Bartolomea tried again, but always the sacred image returned to the tree. At first, she did not say anything to anyone to avoid being taken for being mad. 
 
Then, in 1467, during the month of August, the whole region was struck by the greatest scourge of those times: the plague. Everywhere there were the bodies of the dead lying in the deserted streets, and there was everywhere great weeping and mourning. Some then remembered the image painted on the humble tile, and, as if driven by an inexplicable force, went to kneel beneath the oak. Nicholas of Tuccia, an historian, said that on one day 30 000 people were there to beg for mercy. 
 
A few days later the plague ceased, and then 40 000 of the faithful came back to thank the Virgin Mary. The people of Viterbo were headed by their bishop Pietro Gennari, and there were many from other regions. 
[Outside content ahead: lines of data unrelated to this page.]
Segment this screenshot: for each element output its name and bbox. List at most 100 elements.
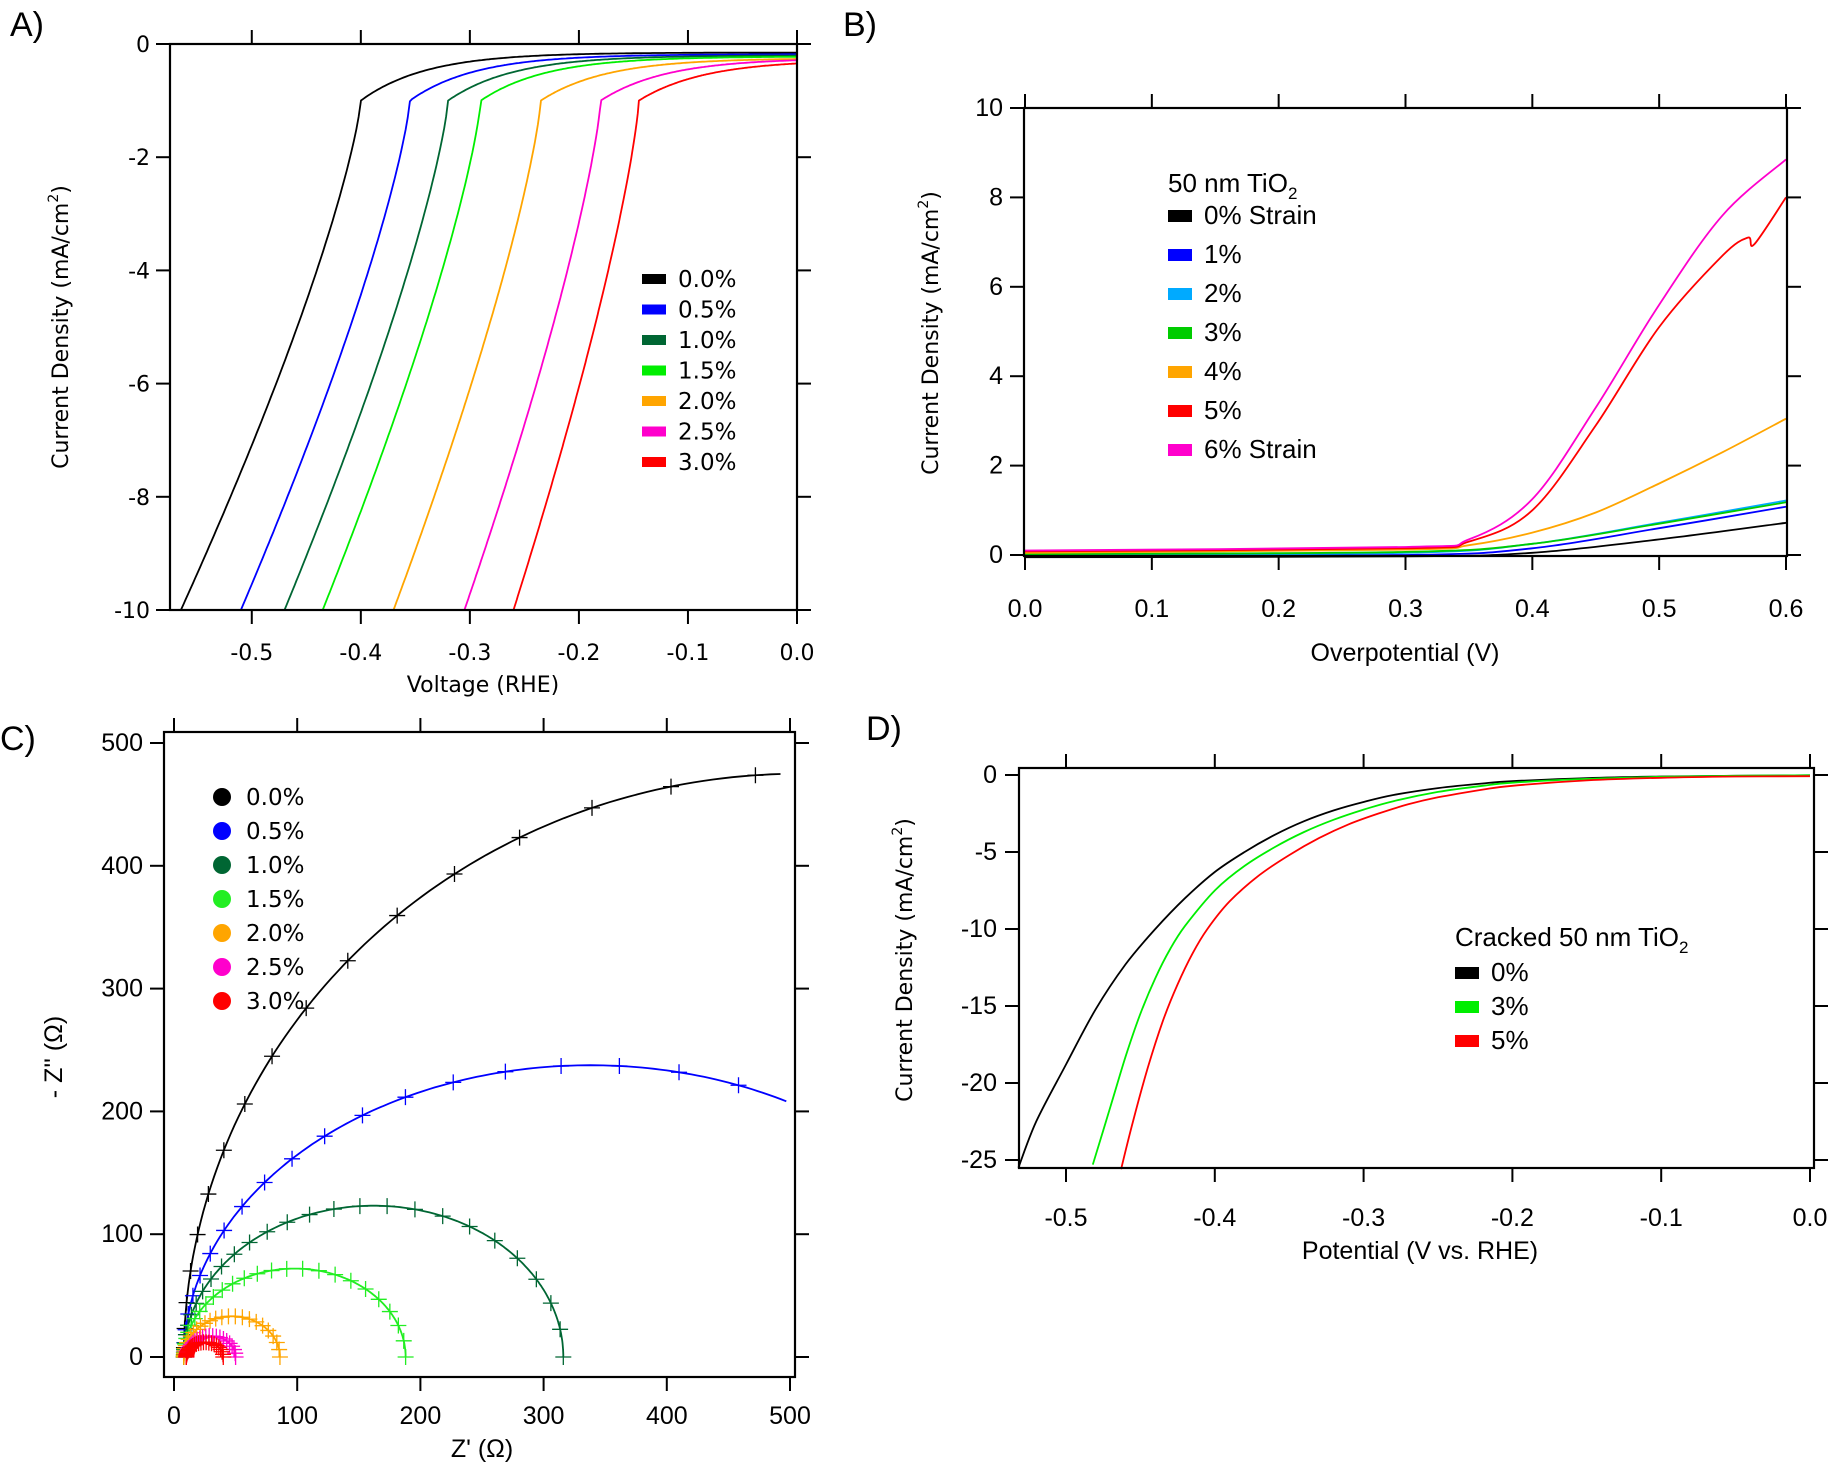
panel-c-data-point bbox=[202, 1245, 219, 1262]
panel-c-ytick-label: 100 bbox=[101, 1220, 143, 1248]
panel-a-legend: 0.0% 0.5% 1.0% 1.5% 2.0% 2.5% 3.0% bbox=[642, 267, 736, 476]
panel-d-series bbox=[1017, 774, 1811, 1170]
panel-b-legend-swatch bbox=[1168, 249, 1192, 261]
panel-b-ytick-label: 8 bbox=[989, 183, 1003, 211]
panel-c-data-point bbox=[406, 1201, 423, 1218]
panel-c-data-point bbox=[509, 1250, 526, 1267]
panel-a-ylabel-main: Current Density (mA/cm bbox=[49, 203, 74, 469]
panel-c-data-point bbox=[298, 1000, 315, 1017]
panel-b-legend-swatch bbox=[1168, 405, 1192, 417]
panel-d-xtick-label: -0.5 bbox=[1044, 1204, 1087, 1232]
panel-c-data-point bbox=[379, 1198, 396, 1215]
panel-c-data-point bbox=[271, 1349, 288, 1365]
panel-d-legend-title: Cracked 50 nm TiO2 bbox=[1455, 922, 1688, 957]
panel-c-data-point bbox=[663, 778, 680, 795]
panel-d-series-line bbox=[1120, 775, 1811, 1170]
panel-a-xtick-label: -0.4 bbox=[339, 641, 382, 666]
panel-c-xtick-label: 200 bbox=[400, 1402, 442, 1430]
panel-b-frame bbox=[1022, 106, 1789, 558]
panel-d-ytick-label: 0 bbox=[983, 761, 997, 789]
panel-a-xtick-label: -0.1 bbox=[666, 641, 709, 666]
panel-d-legend-label: 0% bbox=[1491, 957, 1529, 987]
panel-b-legend-label: 4% bbox=[1204, 356, 1242, 386]
panel-a-legend-swatch bbox=[642, 274, 666, 284]
panel-c-series-line bbox=[183, 773, 781, 1357]
panel-d-ylabel-close: ) bbox=[893, 818, 918, 827]
panel-c-series bbox=[175, 767, 787, 1365]
panel-c-legend-label: 3.0% bbox=[246, 989, 304, 1015]
panel-b-legend-label: 0% Strain bbox=[1204, 200, 1317, 230]
panel-b-ylabel-close: ) bbox=[919, 191, 944, 200]
panel-b-ylabel-sup: 2 bbox=[916, 200, 932, 209]
panel-d-ylabel-main: Current Density (mA/cm bbox=[893, 836, 918, 1102]
panel-c-legend-swatch bbox=[213, 924, 231, 942]
panel-c-data-point bbox=[611, 1057, 628, 1074]
panel-b-legend-title: 50 nm TiO2 bbox=[1168, 168, 1297, 203]
panel-d-xtick-label: 0.0 bbox=[1793, 1204, 1828, 1232]
panel-c-data-point bbox=[381, 1303, 398, 1320]
panel-a-legend-swatch bbox=[642, 396, 666, 406]
panel-c-xtick-label: 100 bbox=[276, 1402, 318, 1430]
panel-d-legend-swatch bbox=[1455, 1001, 1479, 1013]
panel-a-series-line bbox=[180, 51, 797, 611]
panel-c-data-point bbox=[497, 1063, 514, 1080]
panel-b-series-line bbox=[1024, 501, 1787, 555]
panel-a: A) -0.5 -0.4 -0.3 -0.2 -0.1 0.0 0 -2 -4 -6 -8 -10 V… bbox=[10, 6, 815, 698]
panel-c-data-point bbox=[446, 866, 463, 883]
panel-d-ticks: -0.5 -0.4 -0.3 -0.2 -0.1 0.0 0 -5 -10 -15 -20 -25 bbox=[961, 754, 1828, 1232]
panel-c-data-point bbox=[397, 1089, 414, 1106]
panel-c-series-line bbox=[183, 1064, 787, 1357]
panel-c-data-point bbox=[354, 1107, 371, 1124]
panel-a-ticks: -0.5 -0.4 -0.3 -0.2 -0.1 0.0 0 -2 -4 -6 -8 -10 bbox=[114, 30, 815, 666]
panel-a-xtick-label: -0.5 bbox=[230, 641, 273, 666]
panel-c-data-point bbox=[241, 1311, 258, 1328]
panel-c-ticks: 0 100 200 300 400 500 0 100 200 300 400 500 bbox=[101, 718, 811, 1430]
panel-a-legend-label: 3.0% bbox=[678, 450, 736, 476]
panel-d: D) -0.5 -0.4 -0.3 -0.2 -0.1 0.0 0 -5 -10 -15 -20 -2… bbox=[866, 710, 1828, 1265]
panel-c-ytick-label: 400 bbox=[101, 852, 143, 880]
panel-a-xtick-label: -0.3 bbox=[448, 641, 491, 666]
panel-b-ytick-label: 2 bbox=[989, 452, 1003, 480]
panel-c-data-point bbox=[236, 1095, 253, 1112]
panel-a-series bbox=[180, 51, 797, 611]
panel-label-a: A) bbox=[10, 6, 44, 44]
panel-a-series-line bbox=[463, 59, 797, 611]
panel-d-xtick-label: -0.3 bbox=[1342, 1204, 1385, 1232]
panel-c-xtick-label: 300 bbox=[523, 1402, 565, 1430]
panel-b-legend-label: 1% bbox=[1204, 239, 1242, 269]
panel-d-legend-label: 5% bbox=[1491, 1025, 1529, 1055]
panel-c-frame bbox=[162, 730, 797, 1379]
panel-d-xtick-label: -0.4 bbox=[1193, 1204, 1236, 1232]
panel-c-data-point bbox=[294, 1260, 311, 1277]
panel-c-data-point bbox=[486, 1232, 503, 1249]
panel-a-ytick-label: -4 bbox=[128, 259, 150, 284]
panel-a-ytick-label: -6 bbox=[128, 373, 150, 398]
panel-c-data-point bbox=[461, 1218, 478, 1235]
panel-d-xtick-label: -0.2 bbox=[1491, 1204, 1534, 1232]
panel-d-ytick-label: -10 bbox=[961, 915, 997, 943]
panel-c-data-point bbox=[316, 1128, 333, 1145]
panel-c-data-point bbox=[192, 1318, 209, 1335]
panel-c-data-point bbox=[555, 1349, 572, 1365]
panel-c-data-point bbox=[256, 1174, 273, 1191]
panel-c-data-point bbox=[210, 1339, 227, 1356]
panel-c-data-point bbox=[552, 1321, 569, 1338]
panel-c-ytick-label: 200 bbox=[101, 1097, 143, 1125]
panel-b-series bbox=[1024, 158, 1787, 559]
panel-d-ylabel-sup: 2 bbox=[890, 827, 906, 836]
panel-c-data-point bbox=[215, 1349, 232, 1365]
panel-c-ylabel: - Z'' (Ω) bbox=[40, 1016, 68, 1098]
panel-a-legend-label: 1.5% bbox=[678, 359, 736, 385]
panel-c-data-point bbox=[182, 1262, 199, 1279]
panel-b-ytick-label: 6 bbox=[989, 273, 1003, 301]
panel-b-legend-label: 3% bbox=[1204, 317, 1242, 347]
panel-d-series-line bbox=[1091, 774, 1811, 1165]
panel-d-ylabel: Current Density (mA/cm2) bbox=[890, 818, 918, 1102]
panel-c-data-point bbox=[191, 1303, 208, 1320]
panel-a-legend-label: 0.5% bbox=[678, 298, 736, 324]
panel-c-legend-label: 2.5% bbox=[246, 955, 304, 981]
panel-label-b: B) bbox=[843, 6, 877, 44]
panel-b-ylabel: Current Density (mA/cm2) bbox=[916, 191, 944, 475]
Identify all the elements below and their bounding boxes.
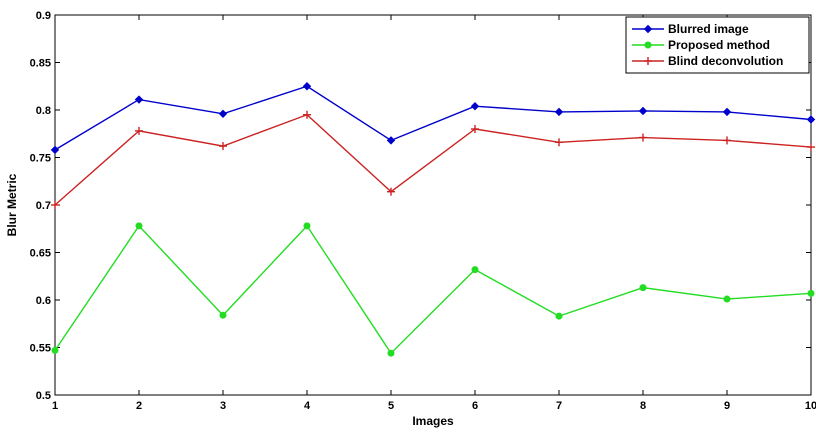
series-line xyxy=(54,224,812,355)
data-point xyxy=(135,126,143,135)
x-tick-label: 1 xyxy=(52,400,58,412)
x-tick-label: 10 xyxy=(805,400,816,412)
data-point xyxy=(555,138,563,147)
series-0 xyxy=(50,82,816,155)
y-tick-label: 0.55 xyxy=(30,343,51,355)
data-point xyxy=(50,145,60,155)
x-tick-label: 9 xyxy=(724,400,730,412)
series-lines xyxy=(50,82,816,357)
legend: Blurred image Proposed method Blind deconv… xyxy=(625,16,810,74)
data-point xyxy=(387,349,395,357)
data-point xyxy=(51,346,59,354)
data-point xyxy=(303,222,311,230)
y-tick-label: 0.65 xyxy=(30,248,51,260)
legend-label: Blurred image xyxy=(668,22,749,36)
legend-label: Proposed method xyxy=(668,38,770,52)
axis-ticks: 1 2 3 4 5 6 7 8 9 10 0.5 0.55 0.6 0.65 0.7 0.75 0.8 0.85 0… xyxy=(30,10,816,412)
data-point xyxy=(218,109,228,119)
data-point xyxy=(807,289,815,297)
legend-label: Blind deconvolution xyxy=(668,54,783,68)
data-point xyxy=(219,311,227,319)
data-point xyxy=(807,143,815,152)
data-point xyxy=(470,101,480,111)
y-tick-label: 0.6 xyxy=(36,295,51,307)
series-line xyxy=(54,113,812,206)
data-point xyxy=(387,187,395,196)
data-point xyxy=(134,95,144,104)
y-axis-label: Blur Metric xyxy=(5,173,19,236)
data-point xyxy=(723,136,731,145)
data-point xyxy=(386,136,396,145)
x-tick-label: 3 xyxy=(220,400,226,412)
data-point xyxy=(555,312,563,320)
legend-item: Proposed method xyxy=(632,38,770,52)
data-point xyxy=(51,201,59,209)
x-tick-label: 4 xyxy=(304,400,311,412)
x-tick-label: 2 xyxy=(136,400,142,412)
data-point xyxy=(471,125,479,133)
series-line xyxy=(54,85,812,151)
x-tick-label: 7 xyxy=(556,400,562,412)
legend-marker xyxy=(643,24,653,34)
data-point xyxy=(471,266,479,274)
data-point xyxy=(639,133,647,142)
series-1 xyxy=(51,222,815,357)
data-point xyxy=(302,82,312,91)
data-point xyxy=(723,295,731,303)
y-tick-label: 0.75 xyxy=(30,153,51,165)
data-point xyxy=(639,284,647,292)
y-tick-label: 0.85 xyxy=(30,58,51,70)
data-point xyxy=(303,110,311,119)
x-tick-label: 5 xyxy=(388,400,394,412)
data-point xyxy=(219,142,227,151)
legend-item: Blind deconvolution xyxy=(632,54,783,68)
legend-item: Blurred image xyxy=(632,22,749,36)
series-2 xyxy=(51,110,815,209)
data-point xyxy=(554,107,564,117)
data-point xyxy=(806,115,816,124)
x-tick-label: 6 xyxy=(472,400,478,412)
x-tick-label: 8 xyxy=(640,400,646,412)
x-axis-label: Images xyxy=(412,414,454,428)
legend-marker xyxy=(644,41,652,49)
legend-marker xyxy=(644,57,652,65)
data-point xyxy=(638,106,648,116)
data-point xyxy=(135,222,143,230)
y-tick-label: 0.9 xyxy=(36,10,51,22)
plot-area xyxy=(54,14,812,396)
data-point xyxy=(722,107,732,117)
y-tick-label: 0.5 xyxy=(36,390,51,402)
y-tick-label: 0.8 xyxy=(36,105,51,117)
y-tick-label: 0.7 xyxy=(36,200,51,212)
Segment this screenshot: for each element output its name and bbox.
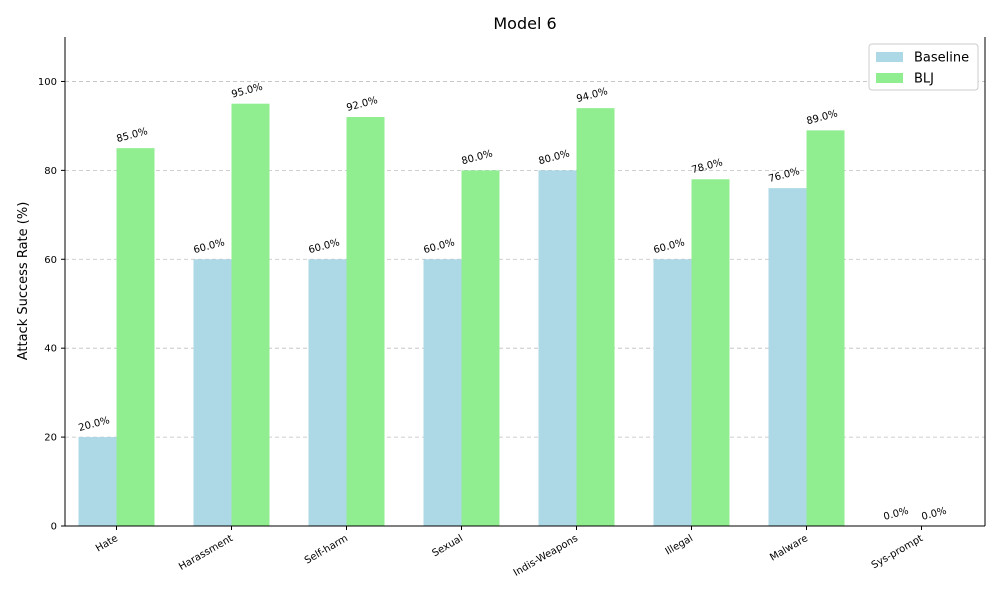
legend-label-blj: BLJ [914, 72, 934, 87]
chart-title: Model 6 [493, 14, 556, 33]
bar-blj [116, 148, 155, 527]
x-tick-label: Illegal [664, 533, 695, 557]
data-label: 60.0% [652, 237, 686, 256]
x-tick-label: Harassment [177, 533, 235, 573]
axes [64, 37, 986, 527]
bar-baseline [193, 259, 232, 526]
y-tick-label: 0 [51, 522, 57, 533]
y-ticks: 0 20 40 60 80 100 [38, 77, 65, 533]
x-tick-label: Hate [94, 533, 120, 554]
x-tick-label: Sys-prompt [870, 533, 925, 571]
legend-swatch-baseline [876, 52, 903, 62]
bar-baseline [308, 259, 347, 526]
y-tick-label: 20 [44, 433, 57, 444]
data-label: 80.0% [537, 148, 571, 167]
bar-baseline [538, 170, 577, 526]
y-tick-label: 40 [44, 344, 57, 355]
bar-blj [806, 130, 845, 526]
data-label: 76.0% [767, 166, 801, 185]
data-label: 94.0% [575, 86, 609, 105]
x-ticks: Hate Harassment Self-harm Sexual Indis-Weapo… [94, 526, 925, 579]
x-tick-label: Indis-Weapons [512, 533, 580, 579]
x-tick-label: Sexual [430, 533, 465, 559]
data-label: 89.0% [805, 108, 839, 127]
y-tick-label: 60 [44, 255, 57, 266]
bars [78, 103, 845, 527]
data-label: 85.0% [115, 126, 149, 145]
data-label: 92.0% [345, 95, 379, 114]
bar-baseline [423, 259, 462, 526]
data-label: 60.0% [307, 237, 341, 256]
data-label: 0.0% [882, 506, 909, 523]
x-tick-label: Self-harm [303, 533, 350, 567]
bar-blj [346, 117, 385, 526]
y-tick-label: 80 [44, 166, 57, 177]
x-tick-label: Malware [768, 533, 810, 563]
bar-blj [231, 103, 270, 526]
bar-baseline [653, 259, 692, 526]
data-label: 95.0% [230, 82, 264, 101]
data-label: 60.0% [422, 237, 456, 256]
bar-baseline [768, 188, 807, 527]
data-label: 0.0% [920, 506, 947, 523]
y-tick-label: 100 [38, 77, 57, 88]
bar-baseline [78, 437, 117, 526]
data-label: 60.0% [192, 237, 226, 256]
legend: Baseline BLJ [868, 43, 979, 91]
data-label: 78.0% [690, 157, 724, 176]
legend-label-baseline: Baseline [914, 51, 969, 66]
bar-blj [576, 108, 615, 527]
bar-blj [691, 179, 730, 526]
bar-blj [461, 170, 500, 526]
data-label: 20.0% [77, 415, 111, 434]
data-label: 80.0% [460, 148, 494, 167]
legend-swatch-blj [876, 73, 903, 83]
y-axis-label: Attack Success Rate (%) [16, 202, 31, 361]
In early September of the same year another extraordinary event happened. 
 
A good knight of Viterbo had many enemies, as will often happen to a follower of Christ. One day he was surprised by his enemies outside the walls of Viterbo. Alone and unarmed, and having no way to deal with the mortal danger, he fled into the nearby woods. Fatigued and desperate to reach his destination, the knight heard the cries of the enemy draw nearer and nearer. Eventually he arrived at the oak with the sacred image of Mary, where he fell at her feet with great faith and embraced the trunk of the tree, putting his life into the hands of his Heavenly Mother. 
 
The knight’s enemies reached the oak, but were surprised that they could no longer see the knight. They began to look behind every tree and bush, but not one could see him since he had disappeared before their very eyes. Failing to find him after a long time spent in searching, they gave up in disgust. 
 
Then the knight, after thanking the Virgin Mary, returned to Viterbo and told everyone what had happened. Bartolomea heard his tale, and encouraged by his words, she described the miracles to which she had been a witness. They told everyone what had happened to them with so much enthusiasm, faith that devotion that the stories spread like wildfire, and many people, coming from the most diverse regions of Italy, flocked to the feet of the oak to implore help from the Blessed Virgin. 
 
It was decided to build an altar, and then a chapel of planks before Pope Paul II gave the necessary permission to build a small church in 1467. Many popes and saints have been devotees of the image, including St Charles Borromeo, St Paul of the Cross, St Ignatius Loyola, Saint Crispin of Viterbo, and St Maximilian Kolbe, among many others. 
 
On 20 January 1944, during the bombing of Viterbo, a squadron of 12 bombers headed towards the oak, but upon arriving at their destination, inexplicably veered to the right and the bombs dropped did not destroy anything outside of an asylum which was empty. The remains of the bombs, 3 large chunks, are kept behind the altar of the Madonna. 
 
In 1986, Pope John Paul II proclaimed Our Lady of the Oak, Patroness of the new diocese of Viterbo, formed from the union of those of Viterbo, Tuscania, Montefiascone, Acquapendente and Bagnoregio. 
 
Even today the Virgin protects her devotees, and the devotion to the Blessed Virgin of the Oak is very strong. 
 
Every year on the second Sunday of September, the faithful commemorate the “Benefits from the Sacred Image of Our Lady of the Oak, or Our Lady of the Vine.” Many cities and towns, with their brotherhoods, participate in the procession of thanksgiving, called the “Covenant of Love. ” The Mayor of Viterbo, on behalf of all participants, renews the consecration made of old by the whole region back in 1467.